Once that happens, the health service has 90 days to start offering the drugs.
But crucially that process just assesses the cost versus benefit of the drug on the basis of the impact to an individual.
It does not take into account just how many people may take the drug and therefore the total cost to the NHS.
‘Unacceptable’
Under the new plans, widely used drugs or expensive but effective drugs that breach the £20m threshold will face a secondary process.
NHS England will be able to halt the 90-day deadline and begin talks with the drug manufacturer to try to get the price down. Restrictions on the use of the drug could be introduced if drug firms do not lower the price.
Last year NHS bosses capped the number of patients that could be given a new drug for hepatitis C, to keep the annual cost at £200m and amid increasing concern that a breakthrough in dementia treatment could end up costing the NHS billions.
The new arrangements will be applied only to new drugs.
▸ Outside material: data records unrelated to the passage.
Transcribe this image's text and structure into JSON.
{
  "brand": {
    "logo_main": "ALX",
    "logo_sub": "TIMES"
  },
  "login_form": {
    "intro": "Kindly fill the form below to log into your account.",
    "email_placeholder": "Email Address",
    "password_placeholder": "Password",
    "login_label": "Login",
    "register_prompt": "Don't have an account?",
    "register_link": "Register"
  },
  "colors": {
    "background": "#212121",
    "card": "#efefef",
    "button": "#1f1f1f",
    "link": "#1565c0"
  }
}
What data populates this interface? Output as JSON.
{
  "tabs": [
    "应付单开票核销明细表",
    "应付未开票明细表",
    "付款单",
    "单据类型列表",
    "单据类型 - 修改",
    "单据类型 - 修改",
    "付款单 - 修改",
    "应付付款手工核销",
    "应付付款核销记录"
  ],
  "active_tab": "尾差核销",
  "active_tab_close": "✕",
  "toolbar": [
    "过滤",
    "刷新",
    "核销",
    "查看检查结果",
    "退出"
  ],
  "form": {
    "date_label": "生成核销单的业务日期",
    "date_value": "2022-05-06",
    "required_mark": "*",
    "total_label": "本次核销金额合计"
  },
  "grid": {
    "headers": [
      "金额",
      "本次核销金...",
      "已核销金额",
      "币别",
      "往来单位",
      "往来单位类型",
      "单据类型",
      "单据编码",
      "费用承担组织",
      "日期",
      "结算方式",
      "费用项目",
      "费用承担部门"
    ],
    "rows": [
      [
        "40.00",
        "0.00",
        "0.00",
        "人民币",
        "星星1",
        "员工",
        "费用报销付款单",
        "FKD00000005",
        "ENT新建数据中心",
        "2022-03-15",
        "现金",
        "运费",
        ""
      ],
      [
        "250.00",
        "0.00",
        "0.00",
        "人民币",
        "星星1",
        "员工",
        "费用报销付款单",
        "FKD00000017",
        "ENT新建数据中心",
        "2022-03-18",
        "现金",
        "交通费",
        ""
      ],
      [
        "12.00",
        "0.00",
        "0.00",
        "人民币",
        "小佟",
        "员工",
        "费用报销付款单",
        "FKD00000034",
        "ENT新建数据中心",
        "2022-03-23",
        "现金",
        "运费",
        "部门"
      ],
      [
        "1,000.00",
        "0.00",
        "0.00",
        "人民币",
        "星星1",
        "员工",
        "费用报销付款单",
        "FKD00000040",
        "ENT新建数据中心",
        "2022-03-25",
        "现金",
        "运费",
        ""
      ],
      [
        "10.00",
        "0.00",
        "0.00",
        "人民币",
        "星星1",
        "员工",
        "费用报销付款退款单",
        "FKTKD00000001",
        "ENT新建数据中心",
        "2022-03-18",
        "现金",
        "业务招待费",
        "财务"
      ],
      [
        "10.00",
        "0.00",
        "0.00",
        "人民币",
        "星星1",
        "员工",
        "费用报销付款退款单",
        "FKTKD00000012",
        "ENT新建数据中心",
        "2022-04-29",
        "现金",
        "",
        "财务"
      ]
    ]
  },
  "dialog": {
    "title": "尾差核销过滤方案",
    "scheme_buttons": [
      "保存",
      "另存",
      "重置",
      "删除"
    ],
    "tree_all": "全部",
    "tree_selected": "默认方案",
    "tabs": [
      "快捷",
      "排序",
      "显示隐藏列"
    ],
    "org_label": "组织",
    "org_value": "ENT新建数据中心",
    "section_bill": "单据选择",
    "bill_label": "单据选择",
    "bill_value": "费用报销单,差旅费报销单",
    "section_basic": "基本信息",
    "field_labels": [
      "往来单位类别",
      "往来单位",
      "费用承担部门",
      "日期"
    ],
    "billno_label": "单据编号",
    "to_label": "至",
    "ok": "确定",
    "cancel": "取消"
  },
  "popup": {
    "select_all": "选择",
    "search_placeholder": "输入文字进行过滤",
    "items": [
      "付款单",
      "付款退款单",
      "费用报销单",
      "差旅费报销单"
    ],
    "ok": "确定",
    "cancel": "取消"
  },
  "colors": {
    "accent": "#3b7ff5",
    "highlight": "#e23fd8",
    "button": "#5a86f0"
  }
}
But information provided by the industry suggested that if they had been in place they would have affected the rollout of drugs such as Ezetimibe, used by 159,000 people with heart disease, and Lucentis, which is used by 1,200 people with diabetes to prevent sight loss.
Dr Richard Torbett, of the Association of the British Pharmaceutical Industry, said he understood the concerns, but added the £20m figure was “heavy-handed” and “will mean more patients face delays in accessing appropriate NHS care”.
The ABPI has argued a threshold of £100m would be much more appropriate.
Phillip Anderson, of Prostate Cancer UK, said the move was “unacceptable”.